I always wish I could comfort Anna. I hope something—or someone—does.

 

Thursday
Aug272009

Day 59-60: Crusoe vs. Roark, Round One

My mystery correspondent has resorted to snail mail to send me what she insists in an unsigned typed note is no joke—Daniel Defoe’s novel, Robinson Crusoe. She sent the paperback Priority two days after Ric’s party. 

STRANDED WITH AN INTRIGUING BOOK

The note says Defoe 300 years ago was a fresher writer and thinker than Ayn Rand was 50 years ago. I’ll check it out, however doubtfully. Of course I’ve read Defoe’s Journal of the Plague Year, an extremely realistic account of the Black Death in 1665 London. (Buy them both here!) Some suspect the British government paid him to write propaganda to stir public support for unpopular measures they were taking against plague.

Face it, lady: Ayn Rand wrote good yarns. Sure they’re simplistic, but they’re driven by ideas and they’re fun to read.

Today I contacted the LES DIY’s coordinator, a woman who sang a New Wave hit in the 1980s and now runs a big community garden. She says the gang is hard at work preparing for Round Two. I pledged to keep them shielded in protective gear until this pandemic is resolved for real—and not merely obscured by social euphoria and willful ignorance.

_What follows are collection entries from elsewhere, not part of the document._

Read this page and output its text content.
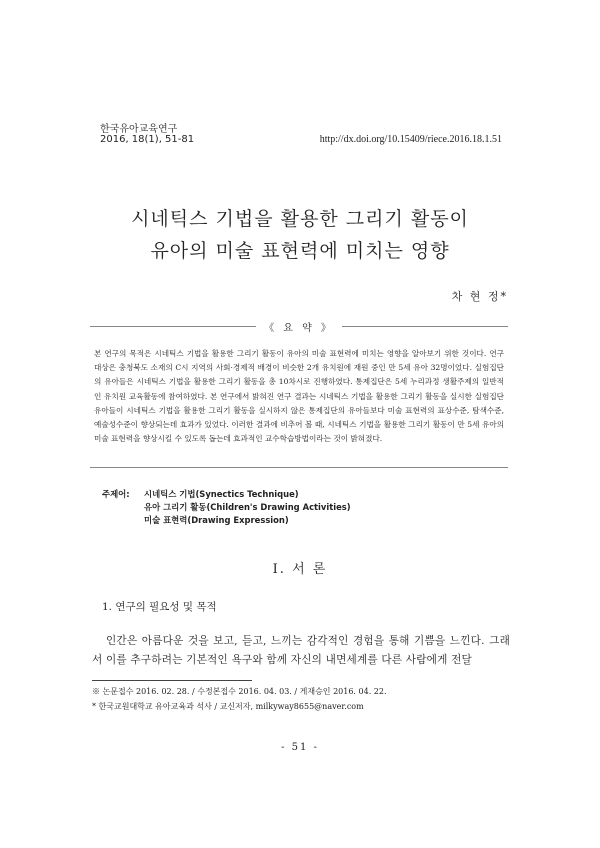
한국유아교육연구
2016, 18(1), 51-81	http://dx.doi.org/10.15409/riece.2016.18.1.51
시네틱스 기법을 활용한 그리기 활동이
유아의 미술 표현력에 미치는 영향
차 현 정*
《 요 약 》
본 연구의 목적은 시네틱스 기법을 활용한 그리기 활동이 유아의 미술 표현력에 미치는 영향을 알아보기 위한 것이다. 연구 대상은 충청북도 소재의 C시 지역의 사회·경제적 배경이 비슷한 2개 유치원에 재원 중인 만 5세 유아 32명이었다. 실험집단의 유아들은 시네틱스 기법을 활용한 그리기 활동을 총 10차시로 진행하였다. 통제집단은 5세 누리과정 생활주제의 일반적인 유치원 교육활동에 참여하였다. 본 연구에서 밝혀진 연구 결과는 시네틱스 기법을 활용한 그리기 활동을 실시한 실험집단 유아들이 시네틱스 기법을 활용한 그리기 활동을 실시하지 않은 통제집단의 유아들보다 미술 표현력의 표상수준, 탐색수준, 예술성수준이 향상되는데 효과가 있었다. 이러한 결과에 비추어 볼 때, 시네틱스 기법을 활용한 그리기 활동이 만 5세 유아의 미술 표현력을 향상시킬 수 있도록 돕는데 효과적인 교수학습방법이라는 것이 밝혀졌다.
주제어: 시네틱스 기법(Synectics Technique)
유아 그리기 활동(Children's Drawing Activities)
미술 표현력(Drawing Expression)
Ⅰ. 서 론
1. 연구의 필요성 및 목적
인간은 아름다운 것을 보고, 듣고, 느끼는 감각적인 경험을 통해 기쁨을 느낀다. 그래서 이를 추구하려는 기본적인 욕구와 함께 자신의 내면세계를 다른 사람에게 전달
※ 논문접수 2016. 02. 28. / 수정본접수 2016. 04. 03. / 게재승인 2016. 04. 22.
* 한국교원대학교 유아교육과 석사 / 교신저자, milkyway8655@naver.com
- 51 -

She agreed to pass my contact information to the medical student I met. I suspect Val may already have sent me history’s first English-language literary classic. I want to know for sure.

I’d like to send her The Fountainhead. Then we can compare notes—she on copious rum, me on martinis.

I’m pleased to report that the LES DIY has officially asked me to join. Of course I’d never enlist in a collective organization, but I’m grateful for the recognition. I’ll continue to back their efforts. Now for some reading….

Thursday
Aug272009

Day 61-2: No Man is a (Happy) Island

Robinson Crusoe turns out to be a great, brisk text. It involves risk, enterprise, failure, fear, more hazard and enterprise, and then comfort, all in vivid cycles. The hero hurls himself into the sand after each shipwreck, wishing he’d been content with his previous lot as a survivor, vowing to settle down and serve God if only He will grant one more chance.

A THOUSAND FURRY FRIDAYS

Each time the protagonist gets a break, he’s gripped by a fresh ambition. The first great realistic novel is about one of fiction’s biggest-ever workaholics. In a way that Defoe never formally admits amid all the god-fearing rhetoric about hubris and greed, work is his hero’s true Grail, his salvation.

Ayn Rand would agree. She never bothered with religion, though she was a big-time moralist.

In the present context, Robinson Crusoe also addresses the anguish of loneliness, isolation, the possibility of dying unfulfilled, even unnoticed. In a pandemic, all men may wish they were islands, but there’s a downside to solitude.

Imagine being the only survivor of H5N1, or at least the only person you ever see again. For decades, Crusoe could see only himself—in a watery reflection, at best.

I’d be forever hearing Gene Clark sing Here Without You. (Watch it.)